フジツボ亜綱完胸目ミョウガガイ科
亀の手、Japanese goose barnacle
生息域:本州以南
旬時期:5月~8月
調理法:味噌汁、蒸し煮

カメノテ

基本情報

貝のように見えるが甲殻類の一種。殻をむいた身は、エビと貝を合わせたような濃厚な旨みを持ち、味噌汁の具や酒蒸しにして美味。もともと磯などで採取されて土地で消費されていたが、近年になって市場に流通するようになった。スペイン語では「ペルセベス」と呼ばれる高級食材。

名前の由来

外形が亀の手に似ていることに由来する。地方名にセイ、セイ貝、タカノツメなどがある。スペイン語では「ペルセベス」と呼ばれ、高級食材とされる。

特徴

全長3~4cm程度だが、7cm前後になるものもある。石灰質の殻をもつ岩礁海岸の固着動物。頭状部と柄部に分かれ、頭状部は殻板と呼ばれる大小の硬い殻が並ぶ。先端側の4対は先端が尖った爪状の三角形で、外側に小さな三角形が環状に18~28個並ぶ。柄部の表面は鱗状の外壁を持つ。これらの殻を楯板・背板・峰板という。北海道南西部からマレー諸島にかけて分布し、潮間帯岩礁の割れ目に群れて生息する雌雄同体だが、他個体と交尾を行う。孵化後、幼生はプランクトンを捕食し、成長すると変態して岩などに付着し、蔓脚を広げて餌を捕食する。

食材情報

もともと磯で手軽に獲れるため、各地で食用となっているが、近年になってから一般に市場に流通するようになった。
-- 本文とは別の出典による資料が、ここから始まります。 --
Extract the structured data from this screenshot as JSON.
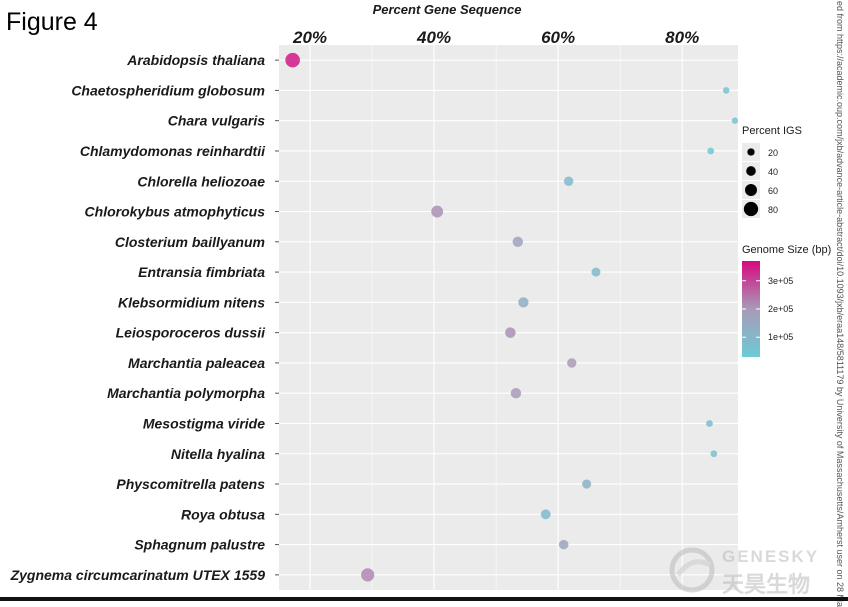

殻をむいて身と脚の部分を食用にする。エビと貝を合わせたような濃厚な旨みがある。味噌汁にすると美味。日本酒やワインで酒蒸しにしても良い。愛媛県など西日本で塩茹でにして食べる。スペインでは「ペルセベス」と呼ばれる高級食材。旨み成分であるコハク酸に富む。

市場での評価

入荷量は多くはないが、珍しいものではない。値段はやや高値で安定している。産地は四国・九州など西日本が多い。

漁獲法

岩場などで採取される。港や磯、テトラポットの合間などにぎっしりと固着している。